THE CONSTITUTION CANNOT BE STUPID OVER UNLIMITED TERMS FOR MEMBERSHIP OF THE PARLIAMENT

Once in a time, a member of the Lagos State House of Assembly reportedly said assertively: “The legislator is not an ordinary arm of the government. It is the government by itself”. Whatever could be his source of knowledge for assay of this claim, it is to be understood that the parliament wields enormous powers in a state where organic democracy is well rooted. Thoughtfully, therefore, the Constitution that prescribes unlimited terms by which a constituency could present a representative cannot be deemed stupid to fix its eyes on the importance of continuity of governance with clear consistency for the constituency’s direction and pace of development.
The parliament is a congregation and assemblage of different people representing diversity of interests competing for attention in the sharing of scarce state resources. These interests in their individual and overlapping differences are as large and wide to the size of total number of the constituencies making up the parliamentary body. That explains the steep smuggle that goes into a constituency’s quest for the attraction of government’s presence to itself. The success of this will therefore depend on skills and capacity of the representative for the impacting negotiating nuances required to navigate the terrains of the plenary floor and sundry committee rooms.
This, nevertheless, is largely predicated on experience too. This is where the non-limitation of tenure for the legislators finds its utmost value as opportunity the constitution has offered every constituency to explore or ignore at its own peril. In spite of this reality, it is not unexpected that a school of thought, especially in the camp of evolving fresh ambitions, might argue rightly that two-term obtained in the Executive Arm should suffice for a representative to make his impact. They could as well extend this argument, rightly too, to the value potentially obtainable from injecting fresh ideas into that process of constituency growth and development.
For instance: in a recent article found on a social media and yet holding in argument of some new, albeit in depleting order of the “No-Third-Term” crusaders, the argument is that the incumbent member of the Lagos State House of Assembly representing Alimosho Constituency 02, Hon Kehinde Olaide Joseph has made his utmost impact and should quit the stage for a fresh idea to come in.

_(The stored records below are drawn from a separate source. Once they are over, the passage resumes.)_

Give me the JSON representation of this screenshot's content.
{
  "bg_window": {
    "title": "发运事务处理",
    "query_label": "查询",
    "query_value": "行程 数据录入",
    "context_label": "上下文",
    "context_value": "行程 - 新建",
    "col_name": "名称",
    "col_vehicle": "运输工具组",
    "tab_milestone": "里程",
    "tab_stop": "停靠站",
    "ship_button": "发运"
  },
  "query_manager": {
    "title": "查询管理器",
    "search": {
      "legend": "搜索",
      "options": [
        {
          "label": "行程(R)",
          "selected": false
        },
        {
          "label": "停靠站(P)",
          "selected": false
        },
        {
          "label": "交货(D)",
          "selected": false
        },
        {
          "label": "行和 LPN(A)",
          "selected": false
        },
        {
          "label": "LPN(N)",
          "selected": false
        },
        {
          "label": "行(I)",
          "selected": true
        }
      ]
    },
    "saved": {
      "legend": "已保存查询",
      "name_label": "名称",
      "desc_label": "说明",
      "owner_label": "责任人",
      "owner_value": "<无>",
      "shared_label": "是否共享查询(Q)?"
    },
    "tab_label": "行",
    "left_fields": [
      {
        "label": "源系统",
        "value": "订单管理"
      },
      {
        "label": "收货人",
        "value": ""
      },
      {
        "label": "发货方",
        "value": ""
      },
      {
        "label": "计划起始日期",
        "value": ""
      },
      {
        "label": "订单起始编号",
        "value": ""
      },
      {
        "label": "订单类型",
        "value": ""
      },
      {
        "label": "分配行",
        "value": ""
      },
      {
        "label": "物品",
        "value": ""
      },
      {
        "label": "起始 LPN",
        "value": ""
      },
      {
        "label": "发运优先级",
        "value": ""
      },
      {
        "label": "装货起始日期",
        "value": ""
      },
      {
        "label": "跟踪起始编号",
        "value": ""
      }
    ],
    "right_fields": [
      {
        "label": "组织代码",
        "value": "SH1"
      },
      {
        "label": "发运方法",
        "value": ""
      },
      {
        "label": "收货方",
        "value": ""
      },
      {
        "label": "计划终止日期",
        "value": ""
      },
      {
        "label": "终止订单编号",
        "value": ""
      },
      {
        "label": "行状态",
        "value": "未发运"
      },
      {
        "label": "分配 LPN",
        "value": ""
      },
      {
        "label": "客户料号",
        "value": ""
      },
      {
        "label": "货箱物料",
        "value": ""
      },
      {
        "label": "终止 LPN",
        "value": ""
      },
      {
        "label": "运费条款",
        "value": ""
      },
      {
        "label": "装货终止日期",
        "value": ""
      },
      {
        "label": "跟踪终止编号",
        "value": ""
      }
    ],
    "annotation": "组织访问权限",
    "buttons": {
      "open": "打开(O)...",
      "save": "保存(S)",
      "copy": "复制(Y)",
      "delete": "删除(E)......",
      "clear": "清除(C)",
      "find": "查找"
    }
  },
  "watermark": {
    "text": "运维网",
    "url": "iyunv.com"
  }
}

This is not only a sophistry at best. It is as much a blackmail of an opponent when an aspirant’s claque leaves issue-based imperatives to ground its campaign on thrust of emotions. The assay of this defect is especially grounded on the fact that they do not even offer the parameters they may have used to calibrate the optimum of the incumbent as already exhaustively delivered.
This even flies in the face of the incumbent insisting that he still has much to offer and has already demonstrated a pattern of how representation of a constituency should transcend the value purpose of the office with complementary heart of compassion. Or how else should a discernible mind describe the cause of a representative to implement a multi-million naira project of eternal life imparting on his community’s generations out of his private pocket when the state resources to deploy for it would not be forthcoming in due time.
This apart, it should also be more worrisome to the wise ones when their line of argument seems to hold superiority of a “fresh idea” over established experience. How plausible this could sound should fit well into arguing how the value of a teenager's talk on life experience could be superior to that of an elderly.
To speak along this line of experience in parliamentary matters, especially against a fresh idea of one without prior experience or knowledge of practical public administration system, it should begin with the fact that the legislative arm of government is an independent body that sets its own rules of engagement. It includes the ranking of members by term of the number of Assemly session a legislator has gone through. The ranking legislators are believed to have a perk of priviledges to go with their reckoning. This is not peculiar to Nigeria alone. It is the global phenomenon.
This privilege becomes valuable and cuts across all the arms of government in negotiating developmental opportunities by the legislator. That is why many constituencies across the globe, particularly in the Westrn world, would always prefer a very low turnover of their parliamentary representatives. It saves or reduces cost of lobbying significantly as much as it fast tracks pace of development.
All that the public -- politicians and the apolitical alike -- should come to terms with is that no State's Constitution ever evolves from a one-man idea. It is a product of Minting that must have gone through the mill of a collective ideas of a supposed team of the nation's wise men. So in almost all cases, the Constitution cannot be stupid.